Aktualnie fizjoterapeuci nie zdecydowanie odradzają poruszanie się wyłącznie z pomocą jednej kuli. Powoduje to wymuszenie bardzo nienaturalnej postawy ciała i może się skończyć zwyrodnieniami lub co najmniej dotkliwym bólem kręgosłupa, aktywnej ręki, stawów, a nawet ramion, karku i głowy.
Dla chorego poruszającego się o kulach problemu nie będą stanowić nawet schody. Wchodząc do góry najpierw stawiamy na stopniu zdrową kończynę. Noga chora powinna być do niej dostawiona wraz z obiema kulami jednocześnie. Podczas schodzenia ze schodów pierwsza porusza się uszkodzona kończyna wraz z obiema kulami. Następnie dostawiamy do niej nogę zdrową.
Warto przy tym mieć na uwadze, że niestety nie wszystkie schody będą równie łatwo dostępne. W przypadku bardzo szerokich stopni konieczne jest łączenie chodzenia po terenie płaskim z chodzeniem po schodach. Jeśli natomiast stopnie są wyjątkowo wąskie (np. w zabytkowych budynkach), lepiej zrezygnować z pokonywania ich, jako że stwarza to zbyt duże ryzyko wypadku. Również schody ruchome nie są przeznaczone do korzystania przez pacjentów o kulach – nie ze względu na dyskryminację, ale dla ich własnego bezpieczeństwa.

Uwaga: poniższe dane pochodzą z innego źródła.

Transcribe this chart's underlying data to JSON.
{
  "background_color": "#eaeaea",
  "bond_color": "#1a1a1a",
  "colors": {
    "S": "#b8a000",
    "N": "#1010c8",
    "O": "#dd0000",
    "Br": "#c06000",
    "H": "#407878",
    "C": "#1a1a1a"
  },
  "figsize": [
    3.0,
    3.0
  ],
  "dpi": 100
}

Oczywiście chodzenie o kulach nie jest wygodne, podobnie jak każde używanie naszych mięśni niezgodnie z ich przeznaczeniem. Tym bardziej istotne jest wypracowanie odpowiedniej techniki. Pierwsze próby mogą nie być satysfakcjonujące, ale nie poddawaj się – z czasem ruch stanie się bardziej naturalny a kule okażą się bardzo pomocne. Pierwsze próby najlepiej odbywaj w domu, pod okiem osoby, na którem pomoc możesz liczyć. Gdy poruszanie się po znanym terenie nie będzie już stanowiło problemu, możesz bezpiecznie wyjść na ulicę a nawet do sklepu czy do miejsca związanego z rozrywką.